Este parecido de familia entre los dos grandes totalitarismos del siglo XX fue mucho más allá del aspecto intelectual o psicológico. En ambos condujo con la misma lógica demencial al exterminio de millones de seres humanos que eran vistos como obstáculos para alcanzar sus objetivos supremos. Y los argumentos de unos y otros para justificar el genocidio eran mucho más próximos de lo que se suele creer, como pone de manifiesto con profusión de testimonios Luciano Pellicani en su libro Lenin y Hitler. Los dos rostros del totalitarismo (Unión Editorial, 2011), del cual extraigo las citas subsiguientes.

Hitler, contra el mito propagado por los comunistas de que era un agente del capital, había declarado que su lucha no era

para salvar la burguesía moribunda, sino más bien para deshacerse de ella, y que en todo caso acabaría con ella mucho antes que con los marxistas.”

Y su ministro de Propaganda, Goebbels, afirmaba:

Nosotros somos socialistas (…), enemigos mortales del actual sistema económico capitalista con su explotación de quien es económicamente débil, con su injusticia en la redistribución. (…) Nosotros estamos decididos a destruir este sistema a toda costa.”

Al mismo tiempo, los comunistas identificaron a sus enemigos “objetivos” con términos deshumanizadores de una crueldad y salvajismo que no tenían nada que envidiar al racismo de los nazis. Los kulaks eran, en palabras de Vasily Grossman,

animales, cerdos, seres desagradables, repugnantes (…); eran enemigos del pueblo y explotaban el trabajo de los demás. (…) Para masacrarlos era necesario proclamar que los kulaks no eran humanos. Precisamente como los alemanes proclamaban que los judíos no eran seres humanos.”

Más valor documental tiene, si cabe, la confesión de parte de Gorki en 1932:

El odio de clase debe cultivarse mediante rechazo orgánico del enemigo, en cuanto inferior. Mi convicción íntima es que el enemigo es cabalmente un ser inferior, un degenerado en el plano físico, pero también moral.”

De hecho, el comunismo en la Unión Soviética, China y muchos otros países exterminó a más personas que los propios nazis, como cualquiera que desee informarse puede hacerlo en las obras de Robert Conquest, Alexandr Solzhenitsyn, Stéphane Courtois, Anne Applebaum, Frank Dikötter y otros muchos.

Pero lo cierto es que no existe una conciencia popular de los crímenes comunistas comparable con la del Holocausto.
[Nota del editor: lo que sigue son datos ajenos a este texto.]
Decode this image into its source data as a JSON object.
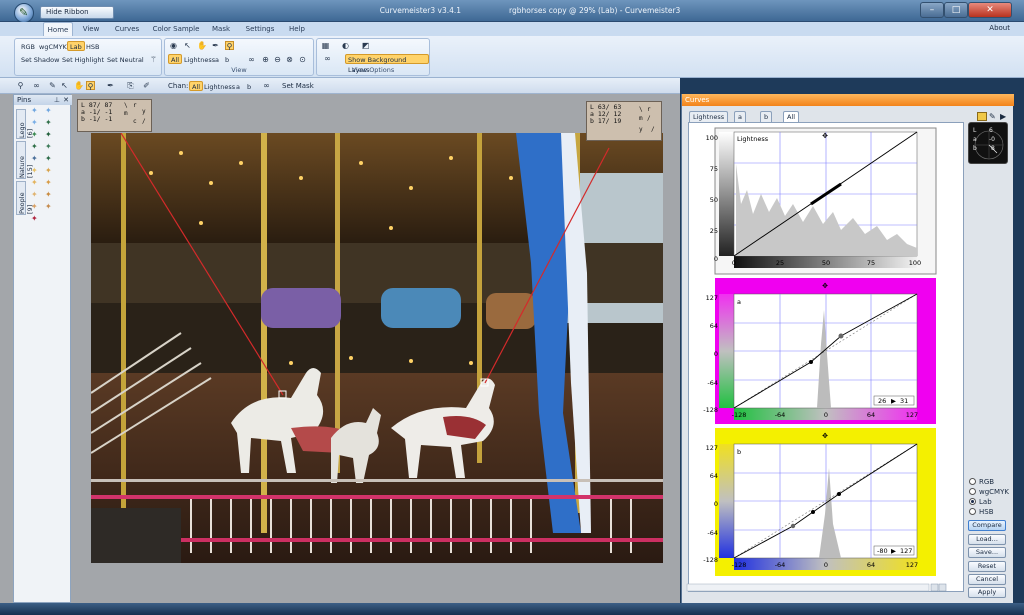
{
  "window": {
    "hide_ribbon": "Hide Ribbon",
    "app_version": "Curvemeister3 v3.4.1",
    "title": "rgbhorses copy @ 29% (Lab) - Curvemeister3"
  },
  "ribbon": {
    "tabs": [
      "Home",
      "View",
      "Curves",
      "Color Sample",
      "Mask",
      "Settings",
      "Help"
    ],
    "about": "About",
    "modes": [
      "RGB",
      "wgCMYK",
      "Lab",
      "HSB"
    ],
    "set_buttons": [
      "Set Shadow",
      "Set Highlight",
      "Set Neutral"
    ],
    "chan_row": [
      "All",
      "Lightness",
      "a",
      "b"
    ],
    "group_view": "View",
    "show_background_layers": "Show Background Layers",
    "group_view_options": "View Options"
  },
  "toolbar": {
    "chan_label": "Chan:",
    "chan": [
      "All",
      "Lightness",
      "a",
      "b"
    ],
    "set_mask": "Set Mask"
  },
  "pins": {
    "title": "Pins",
    "tabs": [
      "Lego [6]",
      "Nature [15]",
      "People [9]"
    ]
  },
  "samples": {
    "left": {
      "rows": [
        "L  87/ 87",
        "a  -1/ -1",
        "b  -1/ -1"
      ],
      "glyphs": [
        "\\",
        "r",
        "m",
        "c",
        "y",
        "/"
      ]
    },
    "right": {
      "rows": [
        "L  63/ 63",
        "a  12/ 12",
        "b  17/ 19"
      ],
      "glyphs": [
        "\\",
        "r",
        "m",
        "/",
        "y",
        "/"
      ]
    }
  },
  "curves": {
    "title": "Curves",
    "tabs": [
      "Lightness",
      "a",
      "b",
      "All"
    ],
    "panels": [
      {
        "label": "Lightness",
        "y_ticks": [
          "100",
          "75",
          "50",
          "25",
          "0"
        ],
        "x_ticks": [
          "0",
          "25",
          "50",
          "75",
          "100"
        ],
        "readout": ""
      },
      {
        "label": "a",
        "y_ticks": [
          "127",
          "64",
          "0",
          "-64",
          "-128"
        ],
        "x_ticks": [
          "-128",
          "-64",
          "0",
          "64",
          "127"
        ],
        "readout": [
          "26",
          "31"
        ]
      },
      {
        "label": "b",
        "y_ticks": [
          "127",
          "64",
          "0",
          "-64",
          "-128"
        ],
        "x_ticks": [
          "-128",
          "-64",
          "0",
          "64",
          "127"
        ],
        "readout": [
          "-80",
          "127"
        ]
      }
    ],
    "mini_scope": [
      "L",
      "6",
      "a",
      "-0",
      "b",
      "8"
    ],
    "radios": [
      "RGB",
      "wgCMYK",
      "Lab",
      "HSB"
    ],
    "selected_radio": "Lab",
    "buttons": [
      "Compare",
      "Load...",
      "Save...",
      "Reset",
      "Cancel",
      "Apply"
    ]
  }
}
Y la izquierda lleva desde 1945 explotando y cultivando esta ignorancia de las masas, que le permite aparecer como la pura encarnación del Bien, al posicionarse en la parte del espectro político más alejada de la ultraderecha. Santiago Abascal, cuando recuerda en sede parlamentaria la historia criminal del socialismo, no hace otra cosa que atacar en su mismo origen, que es el desconocimiento de la Historia, la gran falacia de la política moderna. Hay que insistir en esta línea sin descanso.